What I would like to know is if I can somehow either:
Specify a tree depth that enables R to discern between each of the 'turn' variables
OR
Simply cherry pick the turn$actual_sentence information from the outset and remove all the rest in the import process.
Hope that is enough information, please let me know if there is anything else I can add to clear it up.
Since in this case you know that you need to go one level deeper, what you can do is use one of the apply functions to parse the turn_x strings. The following snippet of code illustrates the basic idea:
# Read the json file
json_file <- fromJSON("JSONfile.json")
# use the apply function to parse the turn_x strings.
# Checking that the element is a character helps avoid
# issues with numerical values and nulls.
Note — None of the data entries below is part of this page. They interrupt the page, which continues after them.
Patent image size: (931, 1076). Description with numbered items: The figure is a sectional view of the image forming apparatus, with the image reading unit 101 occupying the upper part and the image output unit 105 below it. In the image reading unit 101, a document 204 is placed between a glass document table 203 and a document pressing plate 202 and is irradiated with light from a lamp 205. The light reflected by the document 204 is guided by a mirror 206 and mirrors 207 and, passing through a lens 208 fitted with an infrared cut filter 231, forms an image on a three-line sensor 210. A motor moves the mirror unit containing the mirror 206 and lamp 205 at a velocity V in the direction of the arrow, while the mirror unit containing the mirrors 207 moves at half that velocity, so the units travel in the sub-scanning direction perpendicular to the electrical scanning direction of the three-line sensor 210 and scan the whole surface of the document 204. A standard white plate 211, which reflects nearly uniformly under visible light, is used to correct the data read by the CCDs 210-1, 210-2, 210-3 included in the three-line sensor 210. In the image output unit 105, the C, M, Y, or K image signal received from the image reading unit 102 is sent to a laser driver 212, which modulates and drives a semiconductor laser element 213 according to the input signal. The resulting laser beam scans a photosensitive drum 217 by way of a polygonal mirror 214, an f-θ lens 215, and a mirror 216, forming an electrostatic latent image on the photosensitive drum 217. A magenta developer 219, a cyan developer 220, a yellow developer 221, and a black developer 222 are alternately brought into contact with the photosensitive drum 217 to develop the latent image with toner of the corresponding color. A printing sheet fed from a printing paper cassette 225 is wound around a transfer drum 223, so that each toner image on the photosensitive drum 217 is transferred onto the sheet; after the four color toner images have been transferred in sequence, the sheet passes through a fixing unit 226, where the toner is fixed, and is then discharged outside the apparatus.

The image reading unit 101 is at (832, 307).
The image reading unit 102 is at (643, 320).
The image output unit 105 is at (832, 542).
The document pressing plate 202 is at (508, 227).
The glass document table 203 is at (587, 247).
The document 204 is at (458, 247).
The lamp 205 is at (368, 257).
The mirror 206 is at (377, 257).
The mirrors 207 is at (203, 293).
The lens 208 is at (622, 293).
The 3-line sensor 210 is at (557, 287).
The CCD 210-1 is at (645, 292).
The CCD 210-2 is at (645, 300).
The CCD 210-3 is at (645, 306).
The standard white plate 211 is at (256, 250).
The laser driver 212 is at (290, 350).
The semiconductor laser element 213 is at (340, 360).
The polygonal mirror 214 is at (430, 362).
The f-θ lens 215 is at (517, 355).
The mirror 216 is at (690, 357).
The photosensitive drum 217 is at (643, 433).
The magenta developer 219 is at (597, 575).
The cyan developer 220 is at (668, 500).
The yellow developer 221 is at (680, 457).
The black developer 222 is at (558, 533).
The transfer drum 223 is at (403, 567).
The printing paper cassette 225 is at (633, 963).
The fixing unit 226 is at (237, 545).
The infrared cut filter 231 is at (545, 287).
pjson_file <- lapply(json_file, function(x) {if (is.character(x)){fromJSON(x)}})
If we look at the results, we see that the whole data structure has been parsed this time. To access the actual_sentence field, what you can do is:
> pjson_file$turn_1$actual_sentence
[1] "I have intercepted a transmission of unknown origin."
> pjson_file$turn_2$actual_sentence
[1] "A transmission?"
> pjson_file$turn_3$actual_sentence
[1] "A voice transmission."
If you want to scale this logic so that it works with a large dataset, you can encapsulate it in a function that would return the three sentences as a character vector or a dataframe if you wish.